The exhibition begins in the heart of the palace – the Teatro Farnese – a masterpiece of seventeenth-century architecture, modelled on the Vitruvian theatre built by Giovan Battista Aleotti, the Ferrara architect with previous experience of designing theatres. It was commissioned by Ranuccio I, fourth Duke of Parma and Piacenza, to celebrate with great pomp and circumstance the visit – which never actually took place – of the Grand-Duke of Tuscany Cosimo II de’ Medici on his journey to Milan to visit the tomb of St. Charles Borromeo. Completed in 1619, it was another nine years before the theatre opened, to host the celebrations for the marriage between Margherita de’ Medici and Odoardo Farnese, Duke of Parma; it was only pressed into service eight times between then and 1732, because of the complexity of the installations, the set machinery and sheer cost of the productions. After a series of vicissitudes, it was bombed during World War II and was not reclaimed as part of the city heritage again until 1965.

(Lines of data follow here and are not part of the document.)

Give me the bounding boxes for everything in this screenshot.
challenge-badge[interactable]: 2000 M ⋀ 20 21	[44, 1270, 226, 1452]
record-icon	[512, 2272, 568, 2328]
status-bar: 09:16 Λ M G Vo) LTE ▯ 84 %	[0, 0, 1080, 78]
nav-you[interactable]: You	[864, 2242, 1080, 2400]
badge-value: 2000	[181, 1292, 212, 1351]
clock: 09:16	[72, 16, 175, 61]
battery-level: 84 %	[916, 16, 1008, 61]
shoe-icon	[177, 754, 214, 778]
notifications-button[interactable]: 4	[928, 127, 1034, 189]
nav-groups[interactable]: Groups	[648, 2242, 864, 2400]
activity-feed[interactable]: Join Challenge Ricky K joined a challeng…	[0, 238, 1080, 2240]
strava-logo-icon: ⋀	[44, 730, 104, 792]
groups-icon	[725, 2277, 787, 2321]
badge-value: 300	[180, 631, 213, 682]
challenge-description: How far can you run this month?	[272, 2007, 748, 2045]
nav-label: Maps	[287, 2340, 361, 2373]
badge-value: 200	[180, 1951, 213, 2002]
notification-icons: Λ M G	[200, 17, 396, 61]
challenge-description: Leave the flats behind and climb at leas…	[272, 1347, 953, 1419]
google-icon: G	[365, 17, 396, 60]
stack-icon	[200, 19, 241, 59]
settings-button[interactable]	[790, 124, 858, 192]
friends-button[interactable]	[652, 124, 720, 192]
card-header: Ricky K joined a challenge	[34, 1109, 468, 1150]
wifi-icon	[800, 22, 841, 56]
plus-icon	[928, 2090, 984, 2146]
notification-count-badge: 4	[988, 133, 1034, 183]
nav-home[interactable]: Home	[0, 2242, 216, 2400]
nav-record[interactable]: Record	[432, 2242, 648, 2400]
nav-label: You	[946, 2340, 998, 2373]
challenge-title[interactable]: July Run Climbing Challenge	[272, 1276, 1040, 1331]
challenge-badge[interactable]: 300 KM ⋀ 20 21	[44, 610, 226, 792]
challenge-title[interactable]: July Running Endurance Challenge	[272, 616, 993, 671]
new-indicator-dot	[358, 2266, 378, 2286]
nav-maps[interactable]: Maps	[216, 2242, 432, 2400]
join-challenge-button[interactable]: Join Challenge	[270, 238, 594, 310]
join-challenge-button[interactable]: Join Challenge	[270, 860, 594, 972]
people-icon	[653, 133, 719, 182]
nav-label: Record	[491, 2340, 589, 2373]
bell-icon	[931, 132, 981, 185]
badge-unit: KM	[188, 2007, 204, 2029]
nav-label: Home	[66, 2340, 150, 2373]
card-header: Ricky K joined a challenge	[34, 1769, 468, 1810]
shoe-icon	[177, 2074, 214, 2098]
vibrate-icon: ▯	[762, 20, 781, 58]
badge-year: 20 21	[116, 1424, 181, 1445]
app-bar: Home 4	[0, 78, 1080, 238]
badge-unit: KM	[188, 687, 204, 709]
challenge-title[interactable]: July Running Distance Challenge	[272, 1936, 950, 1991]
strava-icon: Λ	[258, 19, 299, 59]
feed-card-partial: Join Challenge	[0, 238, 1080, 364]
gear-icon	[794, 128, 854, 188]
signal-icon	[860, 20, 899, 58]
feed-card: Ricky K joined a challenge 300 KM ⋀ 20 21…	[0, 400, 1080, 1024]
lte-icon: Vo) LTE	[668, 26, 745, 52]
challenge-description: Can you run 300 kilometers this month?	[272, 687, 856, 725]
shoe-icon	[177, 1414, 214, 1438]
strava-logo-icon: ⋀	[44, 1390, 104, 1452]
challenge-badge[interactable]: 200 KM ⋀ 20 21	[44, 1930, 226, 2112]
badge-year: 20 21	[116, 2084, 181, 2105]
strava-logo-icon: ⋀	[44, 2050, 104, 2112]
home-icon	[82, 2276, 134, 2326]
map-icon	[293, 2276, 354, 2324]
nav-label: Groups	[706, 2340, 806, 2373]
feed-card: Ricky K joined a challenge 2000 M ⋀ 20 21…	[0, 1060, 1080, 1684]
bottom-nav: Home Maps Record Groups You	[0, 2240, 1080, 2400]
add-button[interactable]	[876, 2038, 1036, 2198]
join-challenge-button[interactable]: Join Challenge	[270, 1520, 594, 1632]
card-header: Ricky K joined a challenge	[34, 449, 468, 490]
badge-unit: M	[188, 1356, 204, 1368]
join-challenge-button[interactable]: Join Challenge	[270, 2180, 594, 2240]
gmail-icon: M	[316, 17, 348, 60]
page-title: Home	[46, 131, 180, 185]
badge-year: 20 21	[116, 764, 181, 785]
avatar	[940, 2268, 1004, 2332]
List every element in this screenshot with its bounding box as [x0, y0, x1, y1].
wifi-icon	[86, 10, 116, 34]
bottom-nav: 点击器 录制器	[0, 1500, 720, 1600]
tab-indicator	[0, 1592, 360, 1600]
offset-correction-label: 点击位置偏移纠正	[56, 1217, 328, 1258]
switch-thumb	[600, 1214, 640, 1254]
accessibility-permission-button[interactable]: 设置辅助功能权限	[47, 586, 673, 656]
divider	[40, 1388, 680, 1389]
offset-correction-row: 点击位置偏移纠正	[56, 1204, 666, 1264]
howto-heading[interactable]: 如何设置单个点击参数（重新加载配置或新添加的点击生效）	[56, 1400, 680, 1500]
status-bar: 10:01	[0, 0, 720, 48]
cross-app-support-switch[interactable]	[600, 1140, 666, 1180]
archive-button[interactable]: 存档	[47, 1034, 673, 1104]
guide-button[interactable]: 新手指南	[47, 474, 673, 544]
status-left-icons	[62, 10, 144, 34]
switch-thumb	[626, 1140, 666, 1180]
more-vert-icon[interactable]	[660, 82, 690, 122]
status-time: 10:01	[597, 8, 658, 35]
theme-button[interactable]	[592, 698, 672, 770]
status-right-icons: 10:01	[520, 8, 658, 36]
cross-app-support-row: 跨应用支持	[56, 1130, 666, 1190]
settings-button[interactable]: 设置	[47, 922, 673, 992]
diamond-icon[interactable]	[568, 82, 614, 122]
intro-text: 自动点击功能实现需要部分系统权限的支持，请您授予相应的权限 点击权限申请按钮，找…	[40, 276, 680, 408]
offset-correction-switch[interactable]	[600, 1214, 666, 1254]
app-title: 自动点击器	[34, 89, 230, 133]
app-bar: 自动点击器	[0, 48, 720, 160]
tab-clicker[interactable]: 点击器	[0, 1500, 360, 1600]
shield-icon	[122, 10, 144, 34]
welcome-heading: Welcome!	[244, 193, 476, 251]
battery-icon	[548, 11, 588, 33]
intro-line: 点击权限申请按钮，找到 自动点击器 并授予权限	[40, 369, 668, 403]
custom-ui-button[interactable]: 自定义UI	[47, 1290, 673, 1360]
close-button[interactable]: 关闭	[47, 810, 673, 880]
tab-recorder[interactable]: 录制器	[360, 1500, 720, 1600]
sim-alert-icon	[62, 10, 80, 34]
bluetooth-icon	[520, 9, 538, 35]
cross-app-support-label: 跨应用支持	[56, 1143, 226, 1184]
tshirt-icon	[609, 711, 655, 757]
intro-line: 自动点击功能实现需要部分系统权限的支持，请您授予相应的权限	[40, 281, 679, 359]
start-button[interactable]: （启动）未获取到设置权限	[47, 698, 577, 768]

The FORNASETTI Theatrum Mundi exhibition unfolds in step with the main themes of the multifaceted artist’s work – from his reinterpretations of ruins and fondness for fragments of the past, through architecture, music, design, graphics, collecting , everyday objects and illusionist and dreamlike works. The many objects fuelled by Fornasetti’s imagination set up a powerful dialogue with the historic Pilotta spaces, echoing its cultural, philosophical, lyrical and imaginative dimension and making it a real theatre of the world. The idea for the Theatrum Mundi was formulated by the Neo-Platonic rhetorician Giulio Camillo (1480-1544) who arranged figures and symbols inside the Vitruvian theatre in a very precise order, intending it to function as a sort of artificial mind, allowing the imagination free rein to try and comprehend, reconstruct and interpret the word – a concept that resonates powerfully with Fornasetti’s fervid, imaginative creativity. Driven by these elective affinities, the exhibition has put hundreds of works by the Atelier - founded by the artist in Fifties Milan – on show amongst the Pilotta collections, along with short texts by Piero and his son Barnaba, and quotes chosen by other authors that contain ideas and keywords. The result is a Theatrum in the sixteenth-century meaning of the word, harnessing the world’s infinite variety through the encyclopaedic totality of knowledge to which both Renaissance, eighteenth-century and contemporary classicism aspired, the latter delivered in Fornasetti’s whimsical hallmark style.
Curated by Barnaba Fornasetti, Artistic Director of the Milanese Atelier, and Valeria Manzi, Co-Curator of Cultural Activities and President of the Fornasetti Cult Association, in scientific partnership with Simone Verde, Director of the Pilotta Monumental Complex, the exhibition is designed to breathe new life into the inbuilt classicity of the centuries-old history of the independent Parma-based institution, seen through the lens of contemporary design.